Pour ce qui est de l'organisation du réseau territorial de la santé au travail, nous écartons la mise en place d'un guichet unique régional, proposée par le rapport Lecocq. Nous estimons en effet que le réseau doit continuer de reposer sur le service de proximité que les SST doivent incarner. En revanche, des marges de manoeuvre existent dans l'articulation de ces services avec les caisses d'assurance retraite et de la santé au travail (Carsat) et les associations régionales pour l'amélioration des conditions de travail (Aract), pour clarifier la répartition des compétences et mieux distinguer conseil et contrôle.
Les Carsat offrent une vraie valeur ajoutée, compte tenu de la complémentarité de leurs missions d'assureur et de conseil ; en repérant les entreprises à la plus forte sinistralité, elles sont capables d'orienter les actions de prévention vers les entreprises qui en ont prioritairement besoin. Quant aux Aract, elles se sont spécialisées dans l'amélioration de la qualité de vie au travail. Une réunion de ces deux types de structures au sein de caisses régionales de la santé au travail offrirait une expertise couvrant l'ensemble des risques professionnels.

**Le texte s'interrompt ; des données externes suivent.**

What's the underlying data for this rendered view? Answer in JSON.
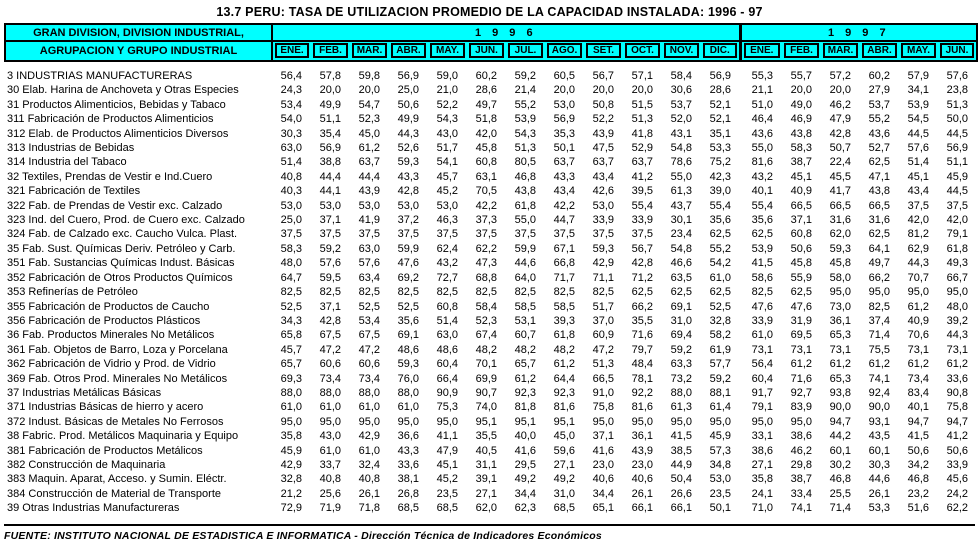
{
  "title": "13.7  PERU: TASA DE UTILIZACION PROMEDIO DE LA CAPACIDAD INSTALADA: 1996 - 97",
  "header": {
    "bg_color": "#00FFFF",
    "label_line1": "GRAN DIVISION, DIVISION INDUSTRIAL,",
    "label_line2": "AGRUPACION Y GRUPO INDUSTRIAL",
    "year_groups": [
      {
        "label": "1 9 9 6",
        "months": [
          "ENE.",
          "FEB.",
          "MAR.",
          "ABR.",
          "MAY.",
          "JUN.",
          "JUL.",
          "AGO.",
          "SET.",
          "OCT.",
          "NOV.",
          "DIC."
        ]
      },
      {
        "label": "1 9 9 7",
        "months": [
          "ENE.",
          "FEB.",
          "MAR.",
          "ABR.",
          "MAY.",
          "JUN."
        ]
      }
    ]
  },
  "rows": [
    {
      "label": "3 INDUSTRIAS MANUFACTURERAS",
      "values": [
        "56,4",
        "57,8",
        "59,8",
        "56,9",
        "59,0",
        "60,2",
        "59,2",
        "60,5",
        "56,7",
        "57,1",
        "58,4",
        "56,9",
        "55,3",
        "55,7",
        "57,2",
        "60,2",
        "57,9",
        "57,6"
      ]
    },
    {
      "label": "30 Elab. Harina de Anchoveta y Otras Especies",
      "values": [
        "24,3",
        "20,0",
        "20,0",
        "25,0",
        "21,0",
        "28,6",
        "21,4",
        "20,0",
        "20,0",
        "20,0",
        "30,6",
        "28,6",
        "21,1",
        "20,0",
        "20,0",
        "27,9",
        "34,1",
        "23,8"
      ]
    },
    {
      "label": "31 Productos Alimenticios, Bebidas y Tabaco",
      "values": [
        "53,4",
        "49,9",
        "54,7",
        "50,6",
        "52,2",
        "49,7",
        "55,2",
        "53,0",
        "50,8",
        "51,5",
        "53,7",
        "52,1",
        "51,0",
        "49,0",
        "46,2",
        "53,7",
        "53,9",
        "51,3"
      ]
    },
    {
      "label": "311 Fabricación de Productos Alimenticios",
      "values": [
        "54,0",
        "51,1",
        "52,3",
        "49,9",
        "54,3",
        "51,8",
        "53,9",
        "56,9",
        "52,2",
        "51,3",
        "52,0",
        "52,1",
        "46,4",
        "46,9",
        "47,9",
        "55,2",
        "54,5",
        "50,0"
      ]
    },
    {
      "label": "312 Elab. de Productos Alimenticios Diversos",
      "values": [
        "30,3",
        "35,4",
        "45,0",
        "44,3",
        "43,0",
        "42,0",
        "54,3",
        "35,3",
        "43,9",
        "41,8",
        "43,1",
        "35,1",
        "43,6",
        "43,8",
        "42,8",
        "43,6",
        "44,5",
        "44,5"
      ]
    },
    {
      "label": "313 Industrias de Bebidas",
      "values": [
        "63,0",
        "56,9",
        "61,2",
        "52,6",
        "51,7",
        "45,8",
        "51,3",
        "50,1",
        "47,5",
        "52,9",
        "54,8",
        "53,3",
        "55,0",
        "58,3",
        "50,7",
        "52,7",
        "57,6",
        "56,9"
      ]
    },
    {
      "label": "314 Industria del Tabaco",
      "values": [
        "51,4",
        "38,8",
        "63,7",
        "59,3",
        "54,1",
        "60,8",
        "80,5",
        "63,7",
        "63,7",
        "63,7",
        "78,6",
        "75,2",
        "81,6",
        "38,7",
        "22,4",
        "62,5",
        "51,4",
        "51,1"
      ]
    },
    {
      "label": "32 Textiles, Prendas de Vestir e Ind.Cuero",
      "values": [
        "40,8",
        "44,4",
        "44,4",
        "43,3",
        "45,7",
        "63,1",
        "46,8",
        "43,3",
        "43,4",
        "41,2",
        "55,0",
        "42,3",
        "43,2",
        "45,1",
        "45,5",
        "47,1",
        "45,1",
        "45,9"
      ]
    },
    {
      "label": "321 Fabricación de Textiles",
      "values": [
        "40,3",
        "44,1",
        "43,9",
        "42,8",
        "45,2",
        "70,5",
        "43,8",
        "43,4",
        "42,6",
        "39,5",
        "61,3",
        "39,0",
        "40,1",
        "40,9",
        "41,7",
        "43,8",
        "43,4",
        "44,5"
      ]
    },
    {
      "label": "322 Fab. de Prendas de Vestir exc. Calzado",
      "values": [
        "53,0",
        "53,0",
        "53,0",
        "53,0",
        "53,0",
        "42,2",
        "61,8",
        "42,2",
        "53,0",
        "55,4",
        "43,7",
        "55,4",
        "55,4",
        "66,5",
        "66,5",
        "66,5",
        "37,5",
        "37,5"
      ]
    },
    {
      "label": "323 Ind. del Cuero, Prod. de Cuero exc. Calzado",
      "values": [
        "25,0",
        "37,1",
        "41,9",
        "37,2",
        "46,3",
        "37,3",
        "55,0",
        "44,7",
        "33,9",
        "33,9",
        "30,1",
        "35,6",
        "35,6",
        "37,1",
        "31,6",
        "31,6",
        "42,0",
        "42,0"
      ]
    },
    {
      "label": "324 Fab. de Calzado exc. Caucho Vulca. Plast.",
      "values": [
        "37,5",
        "37,5",
        "37,5",
        "37,5",
        "37,5",
        "37,5",
        "37,5",
        "37,5",
        "37,5",
        "37,5",
        "23,4",
        "62,5",
        "62,5",
        "60,8",
        "62,0",
        "62,5",
        "81,2",
        "79,1"
      ]
    },
    {
      "label": "35 Fab. Sust. Químicas Deriv. Petróleo y Carb.",
      "values": [
        "58,3",
        "59,2",
        "63,0",
        "59,9",
        "62,4",
        "62,2",
        "59,9",
        "67,1",
        "59,3",
        "56,7",
        "54,8",
        "55,2",
        "53,9",
        "50,6",
        "59,3",
        "64,1",
        "62,9",
        "61,8"
      ]
    },
    {
      "label": "351 Fab. Sustancias Químicas Indust. Básicas",
      "values": [
        "48,0",
        "57,6",
        "57,6",
        "47,6",
        "43,2",
        "47,3",
        "44,6",
        "66,8",
        "42,9",
        "42,8",
        "46,6",
        "54,2",
        "41,5",
        "45,8",
        "45,8",
        "49,7",
        "44,3",
        "49,3"
      ]
    },
    {
      "label": "352 Fabricación de Otros Productos Químicos",
      "values": [
        "64,7",
        "59,5",
        "63,4",
        "69,2",
        "72,7",
        "68,8",
        "64,0",
        "71,7",
        "71,1",
        "71,2",
        "63,5",
        "61,0",
        "58,6",
        "55,9",
        "58,0",
        "66,2",
        "70,7",
        "66,7"
      ]
    },
    {
      "label": "353 Refinerías de Petróleo",
      "values": [
        "82,5",
        "82,5",
        "82,5",
        "82,5",
        "82,5",
        "82,5",
        "82,5",
        "82,5",
        "82,5",
        "62,5",
        "62,5",
        "62,5",
        "82,5",
        "62,5",
        "95,0",
        "95,0",
        "95,0",
        "95,0"
      ]
    },
    {
      "label": "355 Fabricación de Productos de Caucho",
      "values": [
        "52,5",
        "37,1",
        "52,5",
        "52,5",
        "60,8",
        "58,4",
        "58,5",
        "58,5",
        "51,7",
        "66,2",
        "69,1",
        "52,5",
        "47,6",
        "47,6",
        "73,0",
        "82,5",
        "61,2",
        "48,0"
      ]
    },
    {
      "label": "356 Fabricación de Productos Plásticos",
      "values": [
        "34,3",
        "42,8",
        "53,4",
        "35,6",
        "51,4",
        "52,3",
        "53,1",
        "39,3",
        "37,0",
        "35,5",
        "31,0",
        "32,8",
        "33,9",
        "31,9",
        "36,1",
        "37,4",
        "40,9",
        "39,2"
      ]
    },
    {
      "label": "36 Fab. Productos Minerales No Metálicos",
      "values": [
        "65,8",
        "67,5",
        "67,5",
        "69,1",
        "63,0",
        "67,4",
        "60,7",
        "61,8",
        "60,9",
        "71,6",
        "69,4",
        "58,2",
        "61,0",
        "69,5",
        "65,3",
        "71,4",
        "70,6",
        "44,3"
      ]
    },
    {
      "label": "361 Fab. Objetos de Barro, Loza y Porcelana",
      "values": [
        "45,7",
        "47,2",
        "47,2",
        "48,6",
        "48,6",
        "48,2",
        "48,2",
        "48,2",
        "47,2",
        "79,7",
        "59,2",
        "61,9",
        "73,1",
        "73,1",
        "73,1",
        "75,5",
        "73,1",
        "73,1"
      ]
    },
    {
      "label": "362 Fabricación de Vidrio y Prod. de Vidrio",
      "values": [
        "65,7",
        "60,6",
        "60,6",
        "59,3",
        "60,4",
        "70,1",
        "65,7",
        "61,2",
        "51,3",
        "48,4",
        "63,3",
        "57,7",
        "56,4",
        "61,2",
        "61,2",
        "61,2",
        "61,2",
        "61,2"
      ]
    },
    {
      "label": "369 Fab. Otros Prod. Minerales No Metálicos",
      "values": [
        "69,3",
        "73,4",
        "73,4",
        "76,0",
        "66,4",
        "69,9",
        "61,2",
        "64,4",
        "66,5",
        "78,1",
        "73,2",
        "59,2",
        "60,4",
        "71,6",
        "65,3",
        "74,1",
        "73,4",
        "33,6"
      ]
    },
    {
      "label": "37 Industrias Metálicas Básicas",
      "values": [
        "88,0",
        "88,0",
        "88,0",
        "88,0",
        "90,9",
        "90,7",
        "92,3",
        "92,3",
        "91,0",
        "92,2",
        "88,0",
        "88,1",
        "91,7",
        "92,7",
        "93,8",
        "92,4",
        "83,4",
        "90,8"
      ]
    },
    {
      "label": "371 Industrias Básicas de hierro y acero",
      "values": [
        "61,0",
        "61,0",
        "61,0",
        "61,0",
        "75,3",
        "74,0",
        "81,8",
        "81,6",
        "75,8",
        "81,6",
        "61,3",
        "61,4",
        "79,1",
        "83,9",
        "90,0",
        "90,0",
        "40,1",
        "75,8"
      ]
    },
    {
      "label": "372 Indust. Básicas de Metales No Ferrosos",
      "values": [
        "95,0",
        "95,0",
        "95,0",
        "95,0",
        "95,0",
        "95,1",
        "95,1",
        "95,1",
        "95,0",
        "95,0",
        "95,0",
        "95,0",
        "95,0",
        "95,0",
        "94,7",
        "93,1",
        "94,7",
        "94,7"
      ]
    },
    {
      "label": "38 Fabric. Prod. Metálicos Maquinaria y Equipo",
      "values": [
        "35,8",
        "43,0",
        "42,9",
        "36,6",
        "41,1",
        "35,5",
        "40,0",
        "45,0",
        "37,1",
        "36,1",
        "41,5",
        "45,9",
        "33,1",
        "38,6",
        "44,2",
        "43,5",
        "41,5",
        "41,2"
      ]
    },
    {
      "label": "381 Fabricación de Productos Metálicos",
      "values": [
        "45,9",
        "61,0",
        "61,0",
        "43,3",
        "47,9",
        "40,5",
        "41,6",
        "59,6",
        "41,6",
        "43,9",
        "38,5",
        "57,3",
        "38,6",
        "46,2",
        "60,1",
        "60,1",
        "50,6",
        "50,6"
      ]
    },
    {
      "label": "382 Construcción de Maquinaria",
      "values": [
        "42,9",
        "33,7",
        "32,4",
        "33,6",
        "45,1",
        "31,1",
        "29,5",
        "27,1",
        "23,0",
        "23,0",
        "44,9",
        "34,8",
        "27,1",
        "29,8",
        "30,2",
        "30,3",
        "34,2",
        "33,9"
      ]
    },
    {
      "label": "383 Maquin. Aparat, Acceso. y Sumin. Eléctr.",
      "values": [
        "32,8",
        "40,8",
        "40,8",
        "38,1",
        "45,2",
        "39,1",
        "49,2",
        "49,2",
        "40,6",
        "40,6",
        "50,4",
        "53,0",
        "35,8",
        "38,7",
        "46,8",
        "44,6",
        "46,8",
        "45,6"
      ]
    },
    {
      "label": "384 Construcción de Material de Transporte",
      "values": [
        "21,2",
        "25,6",
        "26,1",
        "26,8",
        "23,5",
        "27,1",
        "34,4",
        "31,0",
        "34,4",
        "26,1",
        "26,6",
        "23,5",
        "24,1",
        "33,4",
        "25,5",
        "26,1",
        "23,2",
        "24,2"
      ]
    },
    {
      "label": "39 Otras Industrias Manufactureras",
      "values": [
        "72,9",
        "71,9",
        "71,8",
        "68,5",
        "68,5",
        "62,0",
        "62,3",
        "68,5",
        "65,1",
        "66,1",
        "66,1",
        "50,1",
        "71,0",
        "74,1",
        "71,4",
        "53,3",
        "51,6",
        "62,2"
      ]
    }
  ],
  "footer": "FUENTE: INSTITUTO NACIONAL DE ESTADISTICA E INFORMATICA - Dirección Técnica de Indicadores Económicos"
}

Toutefois, aucun rapprochement ne saurait donner lieu à une réduction des effectifs : l'État et la sécurité sociale se sont engagés, dans la convention d'objectifs et de gestion de la branche AT-MP, au maintien des effectifs de préventeurs.
La collaboration entre, d'une part, les SST et, d'autre part, les Carsat et les Aract serait renforcée en privilégiant des protocoles d'intervention graduée. Les caisses régionales de la santé au travail alerteraient les SST sur les entreprises à fort risque de sinistralité. Ensuite, les SST mettraient en oeuvre un plan d'action coconstruit avec l'entreprise, le cas échéant avec le soutien humain et financier des caisses. Les caisses n'interviendraient comme contrôleurs qu'en dernier ressort, au cas où l'entreprise n'aurait pas respecté ses engagements.